Había una vez un príncipe, heredero de un gran reino, muy valiente y muy elegante. El deseo de aquel joven era casarse algún día en una gran ceremonia, y reinar junto a su amada sobre todos sus dominios. Aunque había muchas chicas en su reino, el príncipe quería casarse con una verdadera princesa, una que tuviera sangre azul y que también fuese heredera de otro reino.
No había tenido la dicha de encontrar a una princesa así, pero el joven no perdía la esperanza de que algún día el amor tocase a su puerta.

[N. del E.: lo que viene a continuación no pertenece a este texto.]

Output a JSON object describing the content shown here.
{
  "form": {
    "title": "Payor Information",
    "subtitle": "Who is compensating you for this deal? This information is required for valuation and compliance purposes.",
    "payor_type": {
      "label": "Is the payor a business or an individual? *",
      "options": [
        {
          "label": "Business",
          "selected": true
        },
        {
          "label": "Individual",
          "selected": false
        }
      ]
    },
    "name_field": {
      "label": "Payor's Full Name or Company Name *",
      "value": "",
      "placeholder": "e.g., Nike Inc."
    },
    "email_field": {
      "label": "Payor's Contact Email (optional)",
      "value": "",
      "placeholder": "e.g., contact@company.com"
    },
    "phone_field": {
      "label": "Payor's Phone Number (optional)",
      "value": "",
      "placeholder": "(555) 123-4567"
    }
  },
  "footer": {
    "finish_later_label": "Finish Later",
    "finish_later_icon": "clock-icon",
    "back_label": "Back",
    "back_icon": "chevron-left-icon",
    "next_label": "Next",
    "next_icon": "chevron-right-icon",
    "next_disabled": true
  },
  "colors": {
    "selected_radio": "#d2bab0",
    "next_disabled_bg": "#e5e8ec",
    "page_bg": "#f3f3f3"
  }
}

Y así, mientras tanto, el príncipe continuó con sus ocupaciones reales, ayudando a sus padres, los reyes, en todo lo que necesitaban.

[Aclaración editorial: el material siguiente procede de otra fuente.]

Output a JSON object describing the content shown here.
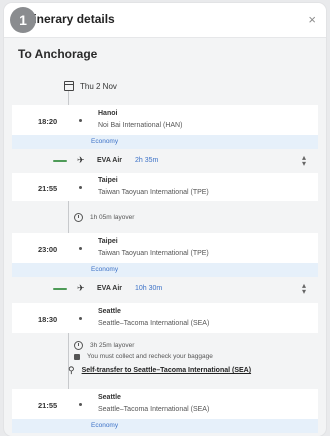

Entonces sucedió que, durante una lluviosa tarde de otoño, alguien tocó a la puerta del castillo.
-Quién será? preguntó la reina, no esperamos que nadie nos venga a visitar, y mucho menos con esta lluvia.
Llenos de curiosidad pidieron entonces a sus sirvientes que abrieran la puerta e hicieran pasar a quien se encontrara tras ella, y unos minutos después, frente a ellos, apareció una chica muy finamente vestida con ropas más elegantes, completamente empapada.

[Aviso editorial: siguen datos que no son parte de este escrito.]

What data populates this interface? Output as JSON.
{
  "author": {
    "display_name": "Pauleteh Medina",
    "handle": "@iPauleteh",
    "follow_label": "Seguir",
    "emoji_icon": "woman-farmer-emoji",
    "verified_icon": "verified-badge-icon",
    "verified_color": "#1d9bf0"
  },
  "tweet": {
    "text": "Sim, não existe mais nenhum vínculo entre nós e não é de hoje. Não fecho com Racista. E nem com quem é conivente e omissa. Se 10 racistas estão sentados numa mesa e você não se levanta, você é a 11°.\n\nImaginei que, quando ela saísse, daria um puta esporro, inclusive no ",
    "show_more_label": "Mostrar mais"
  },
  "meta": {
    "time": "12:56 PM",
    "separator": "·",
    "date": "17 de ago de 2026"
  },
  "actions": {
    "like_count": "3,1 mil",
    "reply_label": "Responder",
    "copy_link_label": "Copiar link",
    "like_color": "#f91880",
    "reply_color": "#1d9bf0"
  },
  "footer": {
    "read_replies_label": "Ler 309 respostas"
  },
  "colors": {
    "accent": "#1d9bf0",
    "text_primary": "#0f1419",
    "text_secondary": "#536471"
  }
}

La joven se inclinó ante los reyes a modo de presentación y les dijo:
-Majestades, os agradezco mucho el haberme recibido en vuestro palacio. Soy la princesa de un reino vecino, y suelo deambular de vez en cuando por vuestros dominios para encontrar descanso en los verdes campos. No obstante, me sorprendió la lluvia y no tuve dónde protegerme.
Mientras la chica hablaba, la reina notó que el joven príncipe la miraba embelesado. Los ojos le brillaban y no apartaba la vista de ella, se notaba que se había enamorado a primera vista.
Los reyes creyeron la historia que la chica les contó y aceptaron tenerla como huésped hasta el día siguiente, hasta que la tormenta pasara y pudiera regresar a su reino. Mientras la princesa se secaba y se ponía ropa limpia, el príncipe no desaprovechó la oportunidad de decirle a su madre que se había enamorado y que se quería casar con esa princesa. Pero la reina, que no estaba muy segura, le dijo:
-Quién nos asegura que se trata de una verdadera princesa? Ha llegado a nuestra puerta sola y sin comitiva. No podemos negar que sus modales y vestidos son muy finos y elegantes, pero podría estar engañándonos.
-Y cómo podremos saber si se trata de una princesa de verdad? le preguntó el príncipe a su madre.
-Sólo hay una forma de saberlo le dijo la reina después de pensarlo un buen rato
-Esta noche pondremos un guisante debajo de su colchón o de su almohada, y si es una princesa de verdad lo notará. Si no, sabremos que ha venido a engañarnos.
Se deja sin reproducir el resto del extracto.